Despite all the bluster and lawsuits already filed, this issue is not likely to be interpreted by the courts as an attack on the religious freedoms guaranteed by the First Amendment. According to constitutional law expert Seth Kreimer, the Kenneth W. Gemmill Professor of Law at the University of Pennsylvania Law School, the Supreme Court ruling written by Justice Scalia in Employment Division v. Smith (1990) created precedent in favor of the mandate. In that ruling the court decreed that it has “never held that an individual's religious beliefs excuse him from compliance with an otherwise valid law prohibiting conduct that the state is free to regulate.” Alternatively, opponents may have legal recourse from the 1993 Religious Freedom Restoration Act, which provides “a claim or defense to persons whose religious exercise is substantially burdened by government.”
The mandate doesn’t kick in until August 2013, so it is possible that a creative solution may come to pass balancing the Obama administration’s desire to provide contraceptive choices for all women and the political realities of a Presidential campaign season.
According to news reports, the president is set to offer a compromise later today that would allow an “accommodation” for religiously affiliated organizations. The report says that in the new plan, “the relationship between the religious employer and the insurance company will not need to have any component involving contraception.” Instead, under the new plan, the mandate stands and contraception will still be covered, but the insurance company will directly contact female employees and provide the coverage free of charge. With both Planned Parenthood and the Catholic Health Association (a trade group representing Catholic Hospitals) quickly endorsing the president’s new mandate proposal, perhaps the president has found a way to move forward.
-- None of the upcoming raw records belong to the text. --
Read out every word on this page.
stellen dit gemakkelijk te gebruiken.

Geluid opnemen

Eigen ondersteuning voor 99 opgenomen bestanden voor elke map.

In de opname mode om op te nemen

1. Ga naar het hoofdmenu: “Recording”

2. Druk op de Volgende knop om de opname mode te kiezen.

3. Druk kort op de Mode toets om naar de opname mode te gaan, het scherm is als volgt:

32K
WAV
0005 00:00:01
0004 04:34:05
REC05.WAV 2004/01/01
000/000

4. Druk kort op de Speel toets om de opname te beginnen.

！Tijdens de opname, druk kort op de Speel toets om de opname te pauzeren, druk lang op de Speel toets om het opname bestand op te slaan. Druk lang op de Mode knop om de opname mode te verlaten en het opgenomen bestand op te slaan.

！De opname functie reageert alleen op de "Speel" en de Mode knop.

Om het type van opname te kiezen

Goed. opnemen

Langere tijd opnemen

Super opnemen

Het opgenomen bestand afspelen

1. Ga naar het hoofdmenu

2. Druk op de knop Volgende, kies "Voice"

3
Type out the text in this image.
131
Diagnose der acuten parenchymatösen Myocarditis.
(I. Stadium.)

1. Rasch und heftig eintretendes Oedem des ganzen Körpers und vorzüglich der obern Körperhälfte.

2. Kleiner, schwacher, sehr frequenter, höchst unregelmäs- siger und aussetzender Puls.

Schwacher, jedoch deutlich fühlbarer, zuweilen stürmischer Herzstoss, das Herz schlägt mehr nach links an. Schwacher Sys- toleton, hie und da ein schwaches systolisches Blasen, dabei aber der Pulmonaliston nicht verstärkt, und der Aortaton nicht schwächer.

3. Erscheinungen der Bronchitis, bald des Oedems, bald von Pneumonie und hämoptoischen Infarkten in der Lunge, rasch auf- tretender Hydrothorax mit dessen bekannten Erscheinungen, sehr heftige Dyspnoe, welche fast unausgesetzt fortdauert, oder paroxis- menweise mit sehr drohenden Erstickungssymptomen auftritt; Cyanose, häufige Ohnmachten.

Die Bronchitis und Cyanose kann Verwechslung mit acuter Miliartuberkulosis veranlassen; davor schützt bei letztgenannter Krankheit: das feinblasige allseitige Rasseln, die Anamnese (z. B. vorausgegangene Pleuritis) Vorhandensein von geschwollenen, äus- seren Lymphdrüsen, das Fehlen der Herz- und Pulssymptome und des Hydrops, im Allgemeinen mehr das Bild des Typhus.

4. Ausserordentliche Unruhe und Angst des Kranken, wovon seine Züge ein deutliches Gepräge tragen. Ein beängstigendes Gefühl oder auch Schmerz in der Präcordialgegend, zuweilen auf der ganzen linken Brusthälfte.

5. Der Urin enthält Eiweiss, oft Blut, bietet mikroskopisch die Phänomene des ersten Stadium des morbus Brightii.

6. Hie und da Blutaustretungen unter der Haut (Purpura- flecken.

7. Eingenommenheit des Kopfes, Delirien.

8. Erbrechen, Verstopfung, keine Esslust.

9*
But the coming weeks are sure to see continued fighting and negotiating around this new version of the mandate. Carol Tracy, executive director of the Women’s Law Project, an organization committed to creating “a more just and equitable society by advancing the rights and status of all women throughout their lives,” believes the Obama administration will continue to support the mandate. “It is critical to women’s health care,” Tracy told me, “and I hope that the Obama administration's accommodation continues to safeguard women's access to contraception, regardless of who pays for it, so the purpose of the mandate remains intact."